И не открылся я, струсил. Пронес в края далекие. Дни и ночи тяжкого армейского марша, однако, напрочь вымели из памяти ее облик. Заменили его привалами — да не любви! Сегодня зовется это иначе. Сухим, скрипящим словом называется — секс. Эка, словцо-то какое, не романтичное нисколько!

Будни Алапаевска

А в Алапаевске не только его — ничего не было. Мечты разве что. Уж больно серым, нищим и безрадостным было существование в этом уральском райцентре.

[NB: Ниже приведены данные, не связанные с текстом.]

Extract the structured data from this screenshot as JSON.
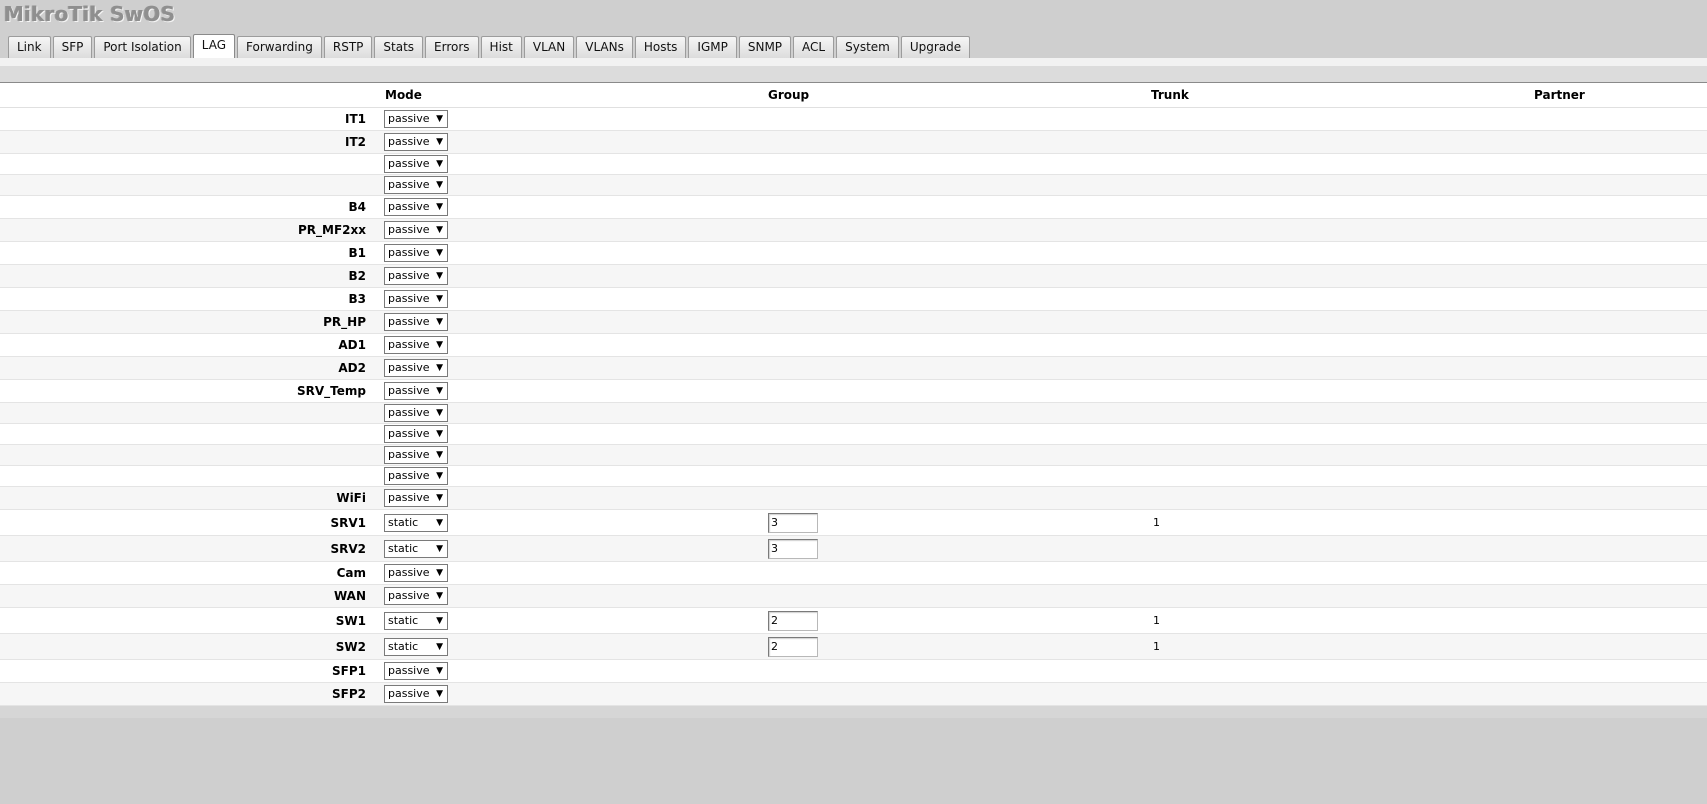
{
  "app": {
    "title": "MikroTik SwOS"
  },
  "tabs": [
    {
      "label": "Link"
    },
    {
      "label": "SFP"
    },
    {
      "label": "Port Isolation"
    },
    {
      "label": "LAG"
    },
    {
      "label": "Forwarding"
    },
    {
      "label": "RSTP"
    },
    {
      "label": "Stats"
    },
    {
      "label": "Errors"
    },
    {
      "label": "Hist"
    },
    {
      "label": "VLAN"
    },
    {
      "label": "VLANs"
    },
    {
      "label": "Hosts"
    },
    {
      "label": "IGMP"
    },
    {
      "label": "SNMP"
    },
    {
      "label": "ACL"
    },
    {
      "label": "System"
    },
    {
      "label": "Upgrade"
    }
  ],
  "active_tab": "LAG",
  "table": {
    "headers": {
      "mode": "Mode",
      "group": "Group",
      "trunk": "Trunk",
      "partner": "Partner"
    },
    "rows": [
      {
        "name": "IT1",
        "mode": "passive",
        "group": "",
        "trunk": "",
        "partner": ""
      },
      {
        "name": "IT2",
        "mode": "passive",
        "group": "",
        "trunk": "",
        "partner": ""
      },
      {
        "name": "",
        "mode": "passive",
        "group": "",
        "trunk": "",
        "partner": ""
      },
      {
        "name": "",
        "mode": "passive",
        "group": "",
        "trunk": "",
        "partner": ""
      },
      {
        "name": "B4",
        "mode": "passive",
        "group": "",
        "trunk": "",
        "partner": ""
      },
      {
        "name": "PR_MF2xx",
        "mode": "passive",
        "group": "",
        "trunk": "",
        "partner": ""
      },
      {
        "name": "B1",
        "mode": "passive",
        "group": "",
        "trunk": "",
        "partner": ""
      },
      {
        "name": "B2",
        "mode": "passive",
        "group": "",
        "trunk": "",
        "partner": ""
      },
      {
        "name": "B3",
        "mode": "passive",
        "group": "",
        "trunk": "",
        "partner": ""
      },
      {
        "name": "PR_HP",
        "mode": "passive",
        "group": "",
        "trunk": "",
        "partner": ""
      },
      {
        "name": "AD1",
        "mode": "passive",
        "group": "",
        "trunk": "",
        "partner": ""
      },
      {
        "name": "AD2",
        "mode": "passive",
        "group": "",
        "trunk": "",
        "partner": ""
      },
      {
        "name": "SRV_Temp",
        "mode": "passive",
        "group": "",
        "trunk": "",
        "partner": ""
      },
      {
        "name": "",
        "mode": "passive",
        "group": "",
        "trunk": "",
        "partner": ""
      },
      {
        "name": "",
        "mode": "passive",
        "group": "",
        "trunk": "",
        "partner": ""
      },
      {
        "name": "",
        "mode": "passive",
        "group": "",
        "trunk": "",
        "partner": ""
      },
      {
        "name": "",
        "mode": "passive",
        "group": "",
        "trunk": "",
        "partner": ""
      },
      {
        "name": "WiFi",
        "mode": "passive",
        "group": "",
        "trunk": "",
        "partner": ""
      },
      {
        "name": "SRV1",
        "mode": "static",
        "group": "3",
        "trunk": "1",
        "partner": ""
      },
      {
        "name": "SRV2",
        "mode": "static",
        "group": "3",
        "trunk": "",
        "partner": ""
      },
      {
        "name": "Cam",
        "mode": "passive",
        "group": "",
        "trunk": "",
        "partner": ""
      },
      {
        "name": "WAN",
        "mode": "passive",
        "group": "",
        "trunk": "",
        "partner": ""
      },
      {
        "name": "SW1",
        "mode": "static",
        "group": "2",
        "trunk": "1",
        "partner": ""
      },
      {
        "name": "SW2",
        "mode": "static",
        "group": "2",
        "trunk": "1",
        "partner": ""
      },
      {
        "name": "SFP1",
        "mode": "passive",
        "group": "",
        "trunk": "",
        "partner": ""
      },
      {
        "name": "SFP2",
        "mode": "passive",
        "group": "",
        "trunk": "",
        "partner": ""
      }
    ]
  }
}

Алапаевск, впрочем, поначалу казался огоньком во мраке военного безвременья. Попали мы туда осенью 1942 года. Мы — это я с братом младшим и мама. Почти полгода пришлось пробираться нам с лавиной отступающих войск из Молдавии по Украине. И осели наконец в уральском поселке Верхняя Синячиха. Посельчане были рабочими древнего сталелитейного завода и земледельцами одновременно. Что, собственно, позволяло им выживать в условиях войны. Такой симбиоз, впрочем, типичен был для тогдашнего Урала: среди полей-огородов высились цеха, домны, мартены. Их число умножилось значительно за счет вывезенных из оккупированных областей.

Поселили нас в избе Петра Шабашова. Теснотища и духотища получились невероятные. А тут и зима вскоре, уральская, лютая. А «удобства» — за избой, в огороде. А одежонка-то — ну совсем негодная для зимы этой. А кушать хоцца (местный диалект!) нестерпимо.

Как-то просуществовали до весны, когда узнали, что в райцентре Алапаевске оказались брат и сестра мамины. Туда были эвакуированы той страшной осенью. Вроде обустроились, жизнь терпима. Зовут нас. И, как понимаете, устремились мы туда немедленно. Тем более что родные уже флигелек на окраине высмотрели, где нам поселиться. Худой был флигелек-то, по весне не заметили и радостно туда въехали. Зимой оценили, да поздно было менять.

Мама стразу же работать пошла. И я вскоре на военный завод устроился. Там 15-летних парнишек, как я, полно было. Стал учеником клепальщика: собирали передки для 120-мм минометов, к которым они и цепляются. А уж передки потом — к лошадям. Или к автомобилям.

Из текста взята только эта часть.